Пролетаем над станцией охлаждения металла. Жидкий металл, собранный со всего города, разливают по керамическим ячейкам и студят струями плазмы. Сверху станция похожа на шахматное поле: часть клеток сияет слепяще-красным, другие тускло отблескивают застывшей сталью.

— Игорь Данилович, а если сейчас, к примеру, снова убийцу поймают — с ним так же поступят?

— Закон на этот счет выражен ясно. Статья 12 главы второй уголовного кодекса: «Наказанием за предумышленное либо непредумышленное убийство является смертная казнь. Способ казни выбирается на усмотрение судьи. Предпочтение отдается выполнению общественно полезных работ, ведущих к неизбежной смерти лица, выполняющего их». Вот так. Вы знаете, Виктор Андреевич, одну полезную работу, которая неизбежно приводит к смерти.

Ну да — выход за барьер. Никакие излучения не проникают сквозь него, а значит, коль и удастся выбросить наружу какой-нибудь прибор, он не передаст информацию обратно. Другое дело — живой человек. Если сможет выйти живым, то сможет и вернуться. Ударение на «если».

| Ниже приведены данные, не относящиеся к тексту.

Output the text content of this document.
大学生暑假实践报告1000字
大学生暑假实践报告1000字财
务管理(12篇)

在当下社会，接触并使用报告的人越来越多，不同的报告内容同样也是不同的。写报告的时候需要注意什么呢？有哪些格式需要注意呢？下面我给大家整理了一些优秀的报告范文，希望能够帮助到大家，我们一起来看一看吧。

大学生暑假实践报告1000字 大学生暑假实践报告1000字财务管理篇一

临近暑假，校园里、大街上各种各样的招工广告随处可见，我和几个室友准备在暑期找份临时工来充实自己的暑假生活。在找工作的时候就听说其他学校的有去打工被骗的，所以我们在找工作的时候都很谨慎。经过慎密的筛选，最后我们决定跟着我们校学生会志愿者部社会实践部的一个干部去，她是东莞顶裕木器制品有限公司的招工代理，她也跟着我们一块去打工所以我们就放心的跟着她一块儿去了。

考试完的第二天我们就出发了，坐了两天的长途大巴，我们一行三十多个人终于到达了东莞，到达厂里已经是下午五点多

— Ну а если будут смягчающие обстоятельства?

Промчались над Голубым озером. Вся поверхность кипела, пар лежал рыхлым белесым покрывалом.

Лейтенант Комаровский очень внимательно поглядел на меня.

— Это какие, например?

— Ну, ревность, аффект.

— Не смешите. Мы что с вами, герои мелодрамы?

— Месть. Обидели близкого человека.

— Пусть укажут мне на обидчика — тому мало не покажется.

— Несчастный случай?

— Виктор Андреевич, наша жизнь здесь — вот несчастный случай. А убийство — это совсем другое.

— Самозащита?

— Дайте ему под дых. Сломайте руку. Каблуком по колену можно.

— А если из «железки»? В целях самообороны.

— Стреляйте в ногу или в брюхо, потом вызывайте скорую. За три минуты прилетят — починят.

— А если случайно в жизненно важный орган?

— Сердце и мозг — это семь процентов площади цели. Не попадайте в них случайно. Лучше не надо.

Под аэром развернулось бетонное поле порта, дружинник начал было снижение, но вдруг вновь забрал вверх.

— Виктор Андреевич, — очень тихо сказал Комаровский, — вы хороший человек. Уважаемый, умный. На корвете ходили… Сейчас я посажу аэр. Если вы уже убили кого-то, выйдите из кабины и сделайте так, чтобы ни один человек больше вас никогда не увидел. А если собираетесь убить, то выпейте сейчас коньяку, потом езжайте в Центр, найдите блондинку погрудастее и не слезайте с нее до утра. Это лучше убийства, поверьте.

Он протянул мне термофлягу. Я отвернул крышку и хлебнул.

— Никого я не убивал, Игорь Данилыч.